Mi chiedo, tuttavia, quanta parte dello sviluppo manifatturiero – mi limito a questo per semplificare – sia debitore allo sviluppo dei servizi finanziari, atteso che anche una banca ha bisogno di sedie, tavoli e computer. Così come mi chiedo quanta parte dello sviluppo manifatturiero debba all’economia finanziaria, atteso che le imprese normalmente hanno debiti da gestire. Ma purtroppo questo la statistica non lo dice.

Quello che ci dice, però, è che l’economia reale, intesa come la rappresenta la vulgata, non ha dignità statistica, componendosi il prodotto finale di tutti i valori aggiunti.

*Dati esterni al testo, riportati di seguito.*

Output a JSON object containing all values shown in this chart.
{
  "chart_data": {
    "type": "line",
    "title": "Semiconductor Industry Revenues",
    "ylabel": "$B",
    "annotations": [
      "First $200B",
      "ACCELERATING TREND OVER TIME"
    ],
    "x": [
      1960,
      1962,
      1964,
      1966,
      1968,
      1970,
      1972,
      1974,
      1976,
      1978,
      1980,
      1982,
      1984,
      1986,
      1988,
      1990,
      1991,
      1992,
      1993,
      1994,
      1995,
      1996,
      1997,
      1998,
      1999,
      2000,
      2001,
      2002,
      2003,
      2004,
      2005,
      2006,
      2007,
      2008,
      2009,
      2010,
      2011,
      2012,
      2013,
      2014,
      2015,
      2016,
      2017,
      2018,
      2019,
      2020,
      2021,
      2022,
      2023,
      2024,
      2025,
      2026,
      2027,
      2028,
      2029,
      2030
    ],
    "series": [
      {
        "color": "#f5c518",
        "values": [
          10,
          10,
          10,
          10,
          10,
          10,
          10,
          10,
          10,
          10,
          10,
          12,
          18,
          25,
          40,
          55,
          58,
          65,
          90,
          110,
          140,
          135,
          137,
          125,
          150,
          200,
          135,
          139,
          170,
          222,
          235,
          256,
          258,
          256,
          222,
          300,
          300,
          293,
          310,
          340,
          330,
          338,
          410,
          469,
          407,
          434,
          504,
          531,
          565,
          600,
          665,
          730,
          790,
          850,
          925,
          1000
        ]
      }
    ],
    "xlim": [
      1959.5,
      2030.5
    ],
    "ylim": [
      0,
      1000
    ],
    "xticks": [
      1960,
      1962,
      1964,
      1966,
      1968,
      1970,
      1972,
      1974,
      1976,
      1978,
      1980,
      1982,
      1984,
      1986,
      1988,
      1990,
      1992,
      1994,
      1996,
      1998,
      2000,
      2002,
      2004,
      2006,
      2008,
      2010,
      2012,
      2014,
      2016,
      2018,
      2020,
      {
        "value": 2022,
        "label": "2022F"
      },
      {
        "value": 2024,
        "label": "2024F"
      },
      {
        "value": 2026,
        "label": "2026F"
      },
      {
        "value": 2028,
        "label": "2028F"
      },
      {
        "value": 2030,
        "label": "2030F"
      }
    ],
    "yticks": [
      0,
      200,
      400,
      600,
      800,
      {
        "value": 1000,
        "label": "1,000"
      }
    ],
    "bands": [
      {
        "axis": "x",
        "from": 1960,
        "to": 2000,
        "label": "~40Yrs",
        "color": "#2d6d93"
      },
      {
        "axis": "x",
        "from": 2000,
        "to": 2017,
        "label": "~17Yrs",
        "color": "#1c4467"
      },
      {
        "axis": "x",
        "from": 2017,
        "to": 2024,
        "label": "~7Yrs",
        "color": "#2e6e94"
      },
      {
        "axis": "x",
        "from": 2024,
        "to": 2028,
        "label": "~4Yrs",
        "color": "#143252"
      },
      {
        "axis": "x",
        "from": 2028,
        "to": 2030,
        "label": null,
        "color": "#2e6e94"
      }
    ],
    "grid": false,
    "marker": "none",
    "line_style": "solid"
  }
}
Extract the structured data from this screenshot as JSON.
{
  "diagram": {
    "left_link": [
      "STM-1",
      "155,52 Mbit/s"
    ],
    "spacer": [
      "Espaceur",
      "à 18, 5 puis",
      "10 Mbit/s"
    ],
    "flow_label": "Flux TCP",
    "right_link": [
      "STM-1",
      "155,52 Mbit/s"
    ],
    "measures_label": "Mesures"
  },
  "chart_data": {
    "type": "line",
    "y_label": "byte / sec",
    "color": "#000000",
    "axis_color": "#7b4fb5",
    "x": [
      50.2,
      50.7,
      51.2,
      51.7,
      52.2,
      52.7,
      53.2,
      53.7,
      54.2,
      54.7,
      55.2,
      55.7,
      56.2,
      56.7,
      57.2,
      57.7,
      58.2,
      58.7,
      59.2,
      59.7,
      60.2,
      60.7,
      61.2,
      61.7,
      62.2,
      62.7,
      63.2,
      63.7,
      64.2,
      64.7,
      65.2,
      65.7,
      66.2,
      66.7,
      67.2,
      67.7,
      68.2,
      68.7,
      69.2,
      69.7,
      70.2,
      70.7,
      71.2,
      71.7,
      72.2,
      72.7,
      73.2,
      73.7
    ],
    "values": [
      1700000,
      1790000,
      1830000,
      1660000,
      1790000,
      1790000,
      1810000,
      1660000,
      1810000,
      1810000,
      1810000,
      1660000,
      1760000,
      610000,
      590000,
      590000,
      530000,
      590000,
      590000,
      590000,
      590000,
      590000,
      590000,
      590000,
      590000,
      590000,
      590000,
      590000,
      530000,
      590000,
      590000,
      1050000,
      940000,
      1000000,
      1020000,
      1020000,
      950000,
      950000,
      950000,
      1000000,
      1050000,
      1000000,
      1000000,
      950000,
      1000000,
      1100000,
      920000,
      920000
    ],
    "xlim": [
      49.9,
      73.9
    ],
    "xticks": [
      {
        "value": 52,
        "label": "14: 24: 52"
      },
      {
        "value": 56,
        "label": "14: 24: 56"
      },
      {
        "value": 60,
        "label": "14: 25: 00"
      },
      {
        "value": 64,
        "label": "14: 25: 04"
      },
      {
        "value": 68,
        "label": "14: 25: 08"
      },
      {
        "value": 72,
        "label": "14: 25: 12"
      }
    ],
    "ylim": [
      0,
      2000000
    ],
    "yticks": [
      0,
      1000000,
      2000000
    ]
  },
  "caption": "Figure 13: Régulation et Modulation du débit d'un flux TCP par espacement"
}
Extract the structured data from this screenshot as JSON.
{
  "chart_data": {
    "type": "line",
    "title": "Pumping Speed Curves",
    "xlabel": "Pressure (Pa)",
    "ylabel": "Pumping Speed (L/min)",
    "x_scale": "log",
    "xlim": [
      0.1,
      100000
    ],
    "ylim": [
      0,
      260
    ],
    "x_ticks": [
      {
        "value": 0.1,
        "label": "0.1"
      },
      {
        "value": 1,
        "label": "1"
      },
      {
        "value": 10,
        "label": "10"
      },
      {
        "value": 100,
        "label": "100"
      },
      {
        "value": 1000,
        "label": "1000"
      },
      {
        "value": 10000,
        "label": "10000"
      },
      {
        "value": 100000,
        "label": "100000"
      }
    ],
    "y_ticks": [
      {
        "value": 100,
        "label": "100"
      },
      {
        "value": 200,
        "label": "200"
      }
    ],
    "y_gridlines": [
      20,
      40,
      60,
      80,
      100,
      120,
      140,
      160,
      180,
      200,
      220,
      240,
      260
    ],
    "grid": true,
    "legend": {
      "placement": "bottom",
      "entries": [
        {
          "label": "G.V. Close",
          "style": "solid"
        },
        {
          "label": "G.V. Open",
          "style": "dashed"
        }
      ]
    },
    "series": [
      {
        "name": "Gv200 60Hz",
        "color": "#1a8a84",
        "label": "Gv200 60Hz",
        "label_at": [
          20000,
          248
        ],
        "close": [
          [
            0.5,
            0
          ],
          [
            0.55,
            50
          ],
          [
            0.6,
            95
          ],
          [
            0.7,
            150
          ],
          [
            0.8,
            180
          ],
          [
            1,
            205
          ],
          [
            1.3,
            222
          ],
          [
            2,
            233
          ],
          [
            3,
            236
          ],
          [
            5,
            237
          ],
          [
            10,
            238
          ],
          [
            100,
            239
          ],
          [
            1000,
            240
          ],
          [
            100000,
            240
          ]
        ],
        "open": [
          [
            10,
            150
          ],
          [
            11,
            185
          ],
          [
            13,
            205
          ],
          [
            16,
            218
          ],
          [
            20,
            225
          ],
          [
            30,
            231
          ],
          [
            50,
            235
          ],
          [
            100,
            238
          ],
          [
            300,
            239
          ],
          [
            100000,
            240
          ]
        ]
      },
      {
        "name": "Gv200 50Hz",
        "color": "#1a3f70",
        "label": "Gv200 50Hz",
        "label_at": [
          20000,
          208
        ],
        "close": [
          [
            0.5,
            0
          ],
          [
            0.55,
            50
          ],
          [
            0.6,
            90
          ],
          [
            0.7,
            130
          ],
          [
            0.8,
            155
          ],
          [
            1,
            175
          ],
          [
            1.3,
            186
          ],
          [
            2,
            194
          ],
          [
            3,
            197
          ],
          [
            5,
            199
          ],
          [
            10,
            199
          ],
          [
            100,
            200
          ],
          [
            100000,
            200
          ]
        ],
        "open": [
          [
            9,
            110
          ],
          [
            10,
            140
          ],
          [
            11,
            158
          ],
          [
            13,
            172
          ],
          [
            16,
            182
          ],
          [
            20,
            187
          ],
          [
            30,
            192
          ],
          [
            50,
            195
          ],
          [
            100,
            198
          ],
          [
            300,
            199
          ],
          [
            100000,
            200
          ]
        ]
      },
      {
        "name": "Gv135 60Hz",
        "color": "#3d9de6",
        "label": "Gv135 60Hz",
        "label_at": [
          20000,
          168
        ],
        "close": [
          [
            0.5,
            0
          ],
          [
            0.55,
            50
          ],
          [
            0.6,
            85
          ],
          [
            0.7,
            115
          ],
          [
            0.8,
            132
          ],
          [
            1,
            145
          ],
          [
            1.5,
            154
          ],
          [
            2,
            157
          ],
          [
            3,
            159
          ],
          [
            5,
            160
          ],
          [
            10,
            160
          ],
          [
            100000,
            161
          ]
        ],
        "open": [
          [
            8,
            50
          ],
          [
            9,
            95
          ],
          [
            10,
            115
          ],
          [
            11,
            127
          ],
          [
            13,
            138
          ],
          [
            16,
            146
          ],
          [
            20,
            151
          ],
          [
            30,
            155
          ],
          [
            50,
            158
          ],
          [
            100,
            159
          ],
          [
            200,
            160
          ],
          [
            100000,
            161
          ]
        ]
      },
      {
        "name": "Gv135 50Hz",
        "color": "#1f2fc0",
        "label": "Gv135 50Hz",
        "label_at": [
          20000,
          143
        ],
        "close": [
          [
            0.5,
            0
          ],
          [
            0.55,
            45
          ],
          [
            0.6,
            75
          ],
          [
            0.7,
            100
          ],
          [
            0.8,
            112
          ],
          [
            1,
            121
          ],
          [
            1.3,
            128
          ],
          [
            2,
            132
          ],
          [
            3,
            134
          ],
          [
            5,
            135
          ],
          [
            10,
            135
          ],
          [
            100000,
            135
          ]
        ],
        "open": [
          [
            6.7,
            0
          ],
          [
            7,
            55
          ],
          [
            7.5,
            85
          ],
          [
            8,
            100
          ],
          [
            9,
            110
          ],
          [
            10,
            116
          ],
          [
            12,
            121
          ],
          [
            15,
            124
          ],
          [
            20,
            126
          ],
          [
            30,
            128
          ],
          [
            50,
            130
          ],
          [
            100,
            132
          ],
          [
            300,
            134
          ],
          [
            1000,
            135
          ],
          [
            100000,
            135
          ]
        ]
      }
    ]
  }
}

Il Pil, infatti, per come è stato concepito, si propone di aggregare ogni valore economico purché sia statisticamente misurabile. E l’ambizione contemporanea, che ci dice molto dello spirito del nostro tempo, è ampliare il più possibile questa misurazione.

Per farvela breve, la distinzione fra economia reale e economia finanziaria è un mito che, andando a fondo, cela la vera sostanza del pensare economico contemporaneo: il suo essere profondamente immaginario. E, di conseguenza, anche la principale trasformazione alla quale stiamo andando incontro: ossia verso l’economia dell’intrattenimento.

Ma di questo vi racconterò domani.

(1/segue)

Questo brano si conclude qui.